O debate é ampliado ainda mais quando são levados em conta cineastas mais independentes ou em início de carreira. Serviços de streaming podem ter infinitos filmes catalogados e isso pode parecer uma oportunidade imperdível para cineastas que não conseguem uma grande distribuição de sua arte no mercado desigual das salas de cinema. Porém, como apontado pela diretora iniciante Lulu Wang (A Despedida, 2019), serviços de filmes por assinatura pretendem acima de tudo construir uma marca. Mais tempo e dinheiro são concedidos a diretores já conceituados (como foi o caso com Scorsese em 2019 e Kaufman em 2020), enquanto produções menos chamativas podem facilmente ficar perdidas em catálogos imensos. O streaming não é, portanto, um mercado livre de desigualdades, como muitos presumem. Apesar de ser menos elitista do que as salas de cinema atuais, trata-se ainda de um jogo de muita sorte.
A imensa variedade de plataformas disponíveis também traz outras questões além das artísticas ou econômicas. Apesar de teoricamente alimentarem um mercado diverso e saudável, as muitas possibilidades de escolha podem ter um efeito psicológico negativo nos espectadores, como em diversas outras esferas do consumo moderno. O efeito desanimador causado por um número ilimitado de escolhas na hora das compras é uma tendência observada por Alvin Toffler, já falecido autor americano. Na prática, um consumidor que tem a necessidade de assinar ainda mais um serviço de streaming para assistir a um filme pode mais facilmente recorrer à pirataria, desanimado pelos muitos serviços existentes.

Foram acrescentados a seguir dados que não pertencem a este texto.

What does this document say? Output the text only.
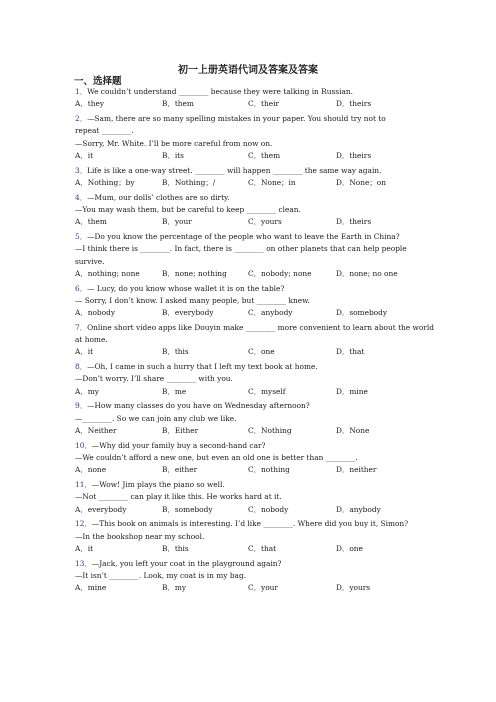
初一上册英语代词及答案及答案
一、选择题
1．We couldn’t understand ________ because they were talking in Russian.
A．they	B．them	C．their	D．theirs
2．—Sam, there are so many spelling mistakes in your paper. You should try not to
repeat ________.
—Sorry, Mr. White. I’ll be more careful from now on.
A．it	B．its	C．them	D．theirs
3．Life is like a one-way street. ________ will happen ________ the same way again.
A．Nothing；by	B．Nothing；/	C．None；in	D．None；on
4．—Mum, our dolls’ clothes are so dirty.
—You may wash them, but be careful to keep ________ clean.
A．them	B．your	C．yours	D．theirs
5．—Do you know the percentage of the people who want to leave the Earth in China?
—I think there is ________. In fact, there is ________ on other planets that can help people
survive.
A．nothing; none	B．none; nothing	C．nobody; none	D．none; no one
6．— Lucy, do you know whose wallet it is on the table?
— Sorry, I don’t know. I asked many people, but ________ knew.
A．nobody	B．everybody	C．anybody	D．somebody
7．Online short video apps like Douyin make ________ more convenient to learn about the world
at home.
A．it	B．this	C．one	D．that
8．—Oh, I came in such a hurry that I left my text book at home.
—Don’t worry. I’ll share ________ with you.
A．my	B．me	C．myself	D．mine
9．—How many classes do you have on Wednesday afternoon?
—________. So we can join any club we like.
A．Neither	B．Either	C．Nothing	D．None
10．—Why did your family buy a second-hand car?
—We couldn’t afford a new one, but even an old one is better than ________.
A．none	B．either	C．nothing	D．neither
11．—Wow! Jim plays the piano so well.
—Not ________ can play it like this. He works hard at it.
A．everybody	B．somebody	C．nobody	D．anybody
12．—This book on animals is interesting. I’d like ________. Where did you buy it, Simon?
—In the bookshop near my school.
A．it	B．this	C．that	D．one
13．—Jack, you left your coat in the playground again?
—It isn’t ________. Look, my coat is in my bag.
A．mine	B．my	C．your	D．yours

A partir daí, diversas questões mais complexas e filosóficas podem ser levantadas sobre essa digitalização quase completa do cinema. É discutível, por exemplo, se o desuso da mídia física é uma evolução orgânica e inevitável ou se o palpável (o DVD e o CD) é mais importante para os humanos do que muitas vezes pensamos. Também pode ser discutido o imediatismo presente na sociedade atual, a constante busca por entretenimento rápido e acessível, assim como os motivos dessa busca. Mas, pensando bem, pouco efeito tem essas discussões já que, na prática, o mundo digital veio para ficar. Trata-se agora de deixar o ambiente virtual realmente mais democrático para os produtores mais independentes.
Uma última questão que coloco aqui é sobre a própria linguagem do cinema, que desde seu surgimento na última década de 1800 tem passado por constantes mudanças de acordo com diferentes autores, culturas e tecnologias. É de se esperar que toda essa geração que está crescendo com filmes em telas menores pense de outra maneira sobre enquadramento e linguagem cinematográfica em relação a cineastas anteriores. Não é absurdo especular que mais coisas mudarão no futuro, mais mudanças em meio a tantas outras.